Source code in src/torchio/data/subject.py
def to(self, *args: Any, **kwargs: Any) -> Self:
    """Move all data to a device and/or cast to a dtype.

    Calls `.to()` on every Image, Points, and BoundingBoxes.

    Returns:
        `self` (modified in-place).
    """
    for image in self._images.values():
        image.to(*args, **kwargs)
    for pts in self._points.values():
        pts.to(*args, **kwargs)
    for boxes in self._bounding_boxes.values():
        boxes.to(*args, **kwargs)
    return self

plot(**kwargs)

Plot all images as a grid of orthogonal slices.

Requires the [plot] extras (pip install torchio[plot]). See plot_subject for the full list of keyword arguments.

Source code in src/torchio/data/subject.py
def plot(self, **kwargs: Any) -> Any:
    """Plot all images as a grid of orthogonal slices.

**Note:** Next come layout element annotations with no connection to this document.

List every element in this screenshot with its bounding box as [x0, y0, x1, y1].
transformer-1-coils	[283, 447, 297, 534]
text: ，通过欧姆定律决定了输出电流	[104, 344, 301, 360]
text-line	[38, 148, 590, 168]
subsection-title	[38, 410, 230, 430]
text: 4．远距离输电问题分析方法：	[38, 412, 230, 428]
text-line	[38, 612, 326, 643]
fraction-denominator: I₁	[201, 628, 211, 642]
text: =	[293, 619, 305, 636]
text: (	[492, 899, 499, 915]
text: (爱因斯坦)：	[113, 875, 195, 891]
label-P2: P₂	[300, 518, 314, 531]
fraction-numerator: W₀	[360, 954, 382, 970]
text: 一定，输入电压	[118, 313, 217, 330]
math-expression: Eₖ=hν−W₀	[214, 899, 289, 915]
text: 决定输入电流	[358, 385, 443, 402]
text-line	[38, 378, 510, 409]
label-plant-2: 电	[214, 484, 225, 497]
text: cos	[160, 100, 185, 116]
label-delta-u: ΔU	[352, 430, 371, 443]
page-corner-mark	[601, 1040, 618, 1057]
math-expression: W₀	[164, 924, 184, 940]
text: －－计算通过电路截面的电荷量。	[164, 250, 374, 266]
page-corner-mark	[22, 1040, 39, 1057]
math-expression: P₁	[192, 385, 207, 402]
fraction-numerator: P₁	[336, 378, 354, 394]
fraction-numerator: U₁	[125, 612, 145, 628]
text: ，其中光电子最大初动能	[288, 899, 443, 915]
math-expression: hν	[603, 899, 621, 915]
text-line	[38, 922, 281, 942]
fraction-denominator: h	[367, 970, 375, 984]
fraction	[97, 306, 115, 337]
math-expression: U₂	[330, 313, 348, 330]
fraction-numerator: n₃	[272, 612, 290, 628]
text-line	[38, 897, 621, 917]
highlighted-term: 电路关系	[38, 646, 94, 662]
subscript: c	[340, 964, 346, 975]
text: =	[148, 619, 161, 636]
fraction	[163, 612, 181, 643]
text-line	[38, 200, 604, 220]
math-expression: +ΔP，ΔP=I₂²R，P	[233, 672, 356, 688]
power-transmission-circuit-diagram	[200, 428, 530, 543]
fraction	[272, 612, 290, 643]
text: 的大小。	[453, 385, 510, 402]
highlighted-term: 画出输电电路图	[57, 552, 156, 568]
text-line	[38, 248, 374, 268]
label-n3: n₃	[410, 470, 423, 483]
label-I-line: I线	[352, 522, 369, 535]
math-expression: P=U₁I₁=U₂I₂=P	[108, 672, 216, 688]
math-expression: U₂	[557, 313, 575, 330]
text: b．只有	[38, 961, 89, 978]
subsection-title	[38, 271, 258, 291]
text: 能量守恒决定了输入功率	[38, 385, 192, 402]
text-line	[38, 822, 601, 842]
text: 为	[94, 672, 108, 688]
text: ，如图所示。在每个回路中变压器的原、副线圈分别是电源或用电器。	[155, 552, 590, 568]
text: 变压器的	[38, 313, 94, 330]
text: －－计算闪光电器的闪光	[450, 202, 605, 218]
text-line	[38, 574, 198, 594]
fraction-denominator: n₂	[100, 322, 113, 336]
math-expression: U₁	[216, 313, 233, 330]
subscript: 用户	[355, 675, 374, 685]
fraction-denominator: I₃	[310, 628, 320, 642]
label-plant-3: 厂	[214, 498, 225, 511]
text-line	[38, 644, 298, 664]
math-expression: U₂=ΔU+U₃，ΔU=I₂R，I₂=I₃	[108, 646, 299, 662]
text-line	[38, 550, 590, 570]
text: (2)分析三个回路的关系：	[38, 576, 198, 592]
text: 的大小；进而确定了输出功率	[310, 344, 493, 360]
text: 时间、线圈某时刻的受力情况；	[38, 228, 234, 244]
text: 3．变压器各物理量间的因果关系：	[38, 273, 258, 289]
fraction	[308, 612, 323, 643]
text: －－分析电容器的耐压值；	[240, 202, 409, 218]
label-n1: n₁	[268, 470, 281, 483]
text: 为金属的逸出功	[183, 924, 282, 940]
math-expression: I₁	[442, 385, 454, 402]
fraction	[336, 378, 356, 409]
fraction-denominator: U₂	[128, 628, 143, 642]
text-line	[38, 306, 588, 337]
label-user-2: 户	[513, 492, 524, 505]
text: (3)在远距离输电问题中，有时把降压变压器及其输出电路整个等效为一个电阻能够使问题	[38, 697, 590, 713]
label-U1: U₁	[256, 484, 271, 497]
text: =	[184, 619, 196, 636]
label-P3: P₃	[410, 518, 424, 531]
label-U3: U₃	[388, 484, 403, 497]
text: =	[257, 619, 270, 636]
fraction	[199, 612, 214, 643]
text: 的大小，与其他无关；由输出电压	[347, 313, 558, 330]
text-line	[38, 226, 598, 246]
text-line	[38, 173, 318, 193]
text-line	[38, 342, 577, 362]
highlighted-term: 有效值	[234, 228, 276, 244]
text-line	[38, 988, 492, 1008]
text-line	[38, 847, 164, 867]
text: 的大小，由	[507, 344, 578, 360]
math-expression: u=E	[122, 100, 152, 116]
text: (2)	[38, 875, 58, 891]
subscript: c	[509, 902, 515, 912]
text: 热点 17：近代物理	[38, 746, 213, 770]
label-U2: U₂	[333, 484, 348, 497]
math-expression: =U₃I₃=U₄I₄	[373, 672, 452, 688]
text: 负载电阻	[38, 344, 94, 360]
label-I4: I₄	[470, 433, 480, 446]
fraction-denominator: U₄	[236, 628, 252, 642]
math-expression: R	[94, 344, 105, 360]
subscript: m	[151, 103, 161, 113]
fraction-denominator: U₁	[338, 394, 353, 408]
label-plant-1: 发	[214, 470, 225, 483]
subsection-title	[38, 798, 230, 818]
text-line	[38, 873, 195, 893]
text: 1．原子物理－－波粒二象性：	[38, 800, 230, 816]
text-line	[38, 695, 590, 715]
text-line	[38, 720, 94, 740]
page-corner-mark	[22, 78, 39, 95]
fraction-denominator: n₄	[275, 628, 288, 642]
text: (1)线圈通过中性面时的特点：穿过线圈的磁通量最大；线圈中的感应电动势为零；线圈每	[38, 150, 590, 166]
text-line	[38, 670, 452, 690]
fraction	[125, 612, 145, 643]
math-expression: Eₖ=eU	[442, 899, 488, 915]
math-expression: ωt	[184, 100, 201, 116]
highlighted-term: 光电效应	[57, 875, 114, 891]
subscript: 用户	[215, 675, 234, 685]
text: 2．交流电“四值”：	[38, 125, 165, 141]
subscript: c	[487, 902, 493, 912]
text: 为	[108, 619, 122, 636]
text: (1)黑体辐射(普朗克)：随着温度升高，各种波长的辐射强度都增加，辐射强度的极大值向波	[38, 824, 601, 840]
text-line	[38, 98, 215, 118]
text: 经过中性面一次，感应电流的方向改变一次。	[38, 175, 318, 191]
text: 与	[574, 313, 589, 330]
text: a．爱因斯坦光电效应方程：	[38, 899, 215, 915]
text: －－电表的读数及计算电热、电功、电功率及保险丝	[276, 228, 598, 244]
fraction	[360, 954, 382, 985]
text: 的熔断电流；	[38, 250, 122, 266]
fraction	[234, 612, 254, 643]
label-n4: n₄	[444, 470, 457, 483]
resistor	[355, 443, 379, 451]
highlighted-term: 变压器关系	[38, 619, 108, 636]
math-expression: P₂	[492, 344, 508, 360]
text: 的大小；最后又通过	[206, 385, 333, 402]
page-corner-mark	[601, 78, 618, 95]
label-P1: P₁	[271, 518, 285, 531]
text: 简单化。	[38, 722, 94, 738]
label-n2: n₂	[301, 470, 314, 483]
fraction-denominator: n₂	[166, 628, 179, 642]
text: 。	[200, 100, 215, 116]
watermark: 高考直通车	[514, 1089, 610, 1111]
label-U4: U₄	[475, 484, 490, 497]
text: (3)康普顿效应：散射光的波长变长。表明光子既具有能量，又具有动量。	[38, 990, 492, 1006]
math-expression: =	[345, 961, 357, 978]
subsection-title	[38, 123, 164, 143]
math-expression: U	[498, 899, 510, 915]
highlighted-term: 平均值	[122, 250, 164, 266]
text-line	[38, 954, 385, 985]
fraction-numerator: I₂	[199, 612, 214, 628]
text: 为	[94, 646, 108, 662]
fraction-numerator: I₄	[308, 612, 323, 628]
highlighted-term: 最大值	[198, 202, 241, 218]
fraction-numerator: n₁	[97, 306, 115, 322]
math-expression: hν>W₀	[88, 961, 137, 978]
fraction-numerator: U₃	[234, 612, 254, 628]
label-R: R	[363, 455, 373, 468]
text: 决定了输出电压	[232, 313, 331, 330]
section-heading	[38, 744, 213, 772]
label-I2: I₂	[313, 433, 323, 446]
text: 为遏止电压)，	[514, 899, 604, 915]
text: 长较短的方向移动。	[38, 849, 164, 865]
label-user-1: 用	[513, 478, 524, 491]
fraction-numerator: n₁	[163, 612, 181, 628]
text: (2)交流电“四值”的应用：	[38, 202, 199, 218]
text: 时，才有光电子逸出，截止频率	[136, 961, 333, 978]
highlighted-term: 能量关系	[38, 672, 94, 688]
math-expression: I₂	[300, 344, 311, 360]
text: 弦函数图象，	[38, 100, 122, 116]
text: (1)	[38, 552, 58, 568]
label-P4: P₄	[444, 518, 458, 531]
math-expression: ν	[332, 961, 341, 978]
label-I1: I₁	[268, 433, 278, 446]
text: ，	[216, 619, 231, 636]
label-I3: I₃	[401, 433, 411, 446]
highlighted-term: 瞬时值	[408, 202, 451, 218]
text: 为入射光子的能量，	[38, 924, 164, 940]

    Requires the `[plot]` extras (`pip install torchio[plot]`).
    See [`plot_subject`][torchio.visualization.plot_subject] for the
    full list of keyword arguments.
    """
    from ..visualization import plot_subject

    return plot_subject(self, **kwargs)

Note

tio.Study is an alias for tio.Subject. Both refer to the same class. Use whichever fits your domain: "subject" for neuroscience, "study" for radiology.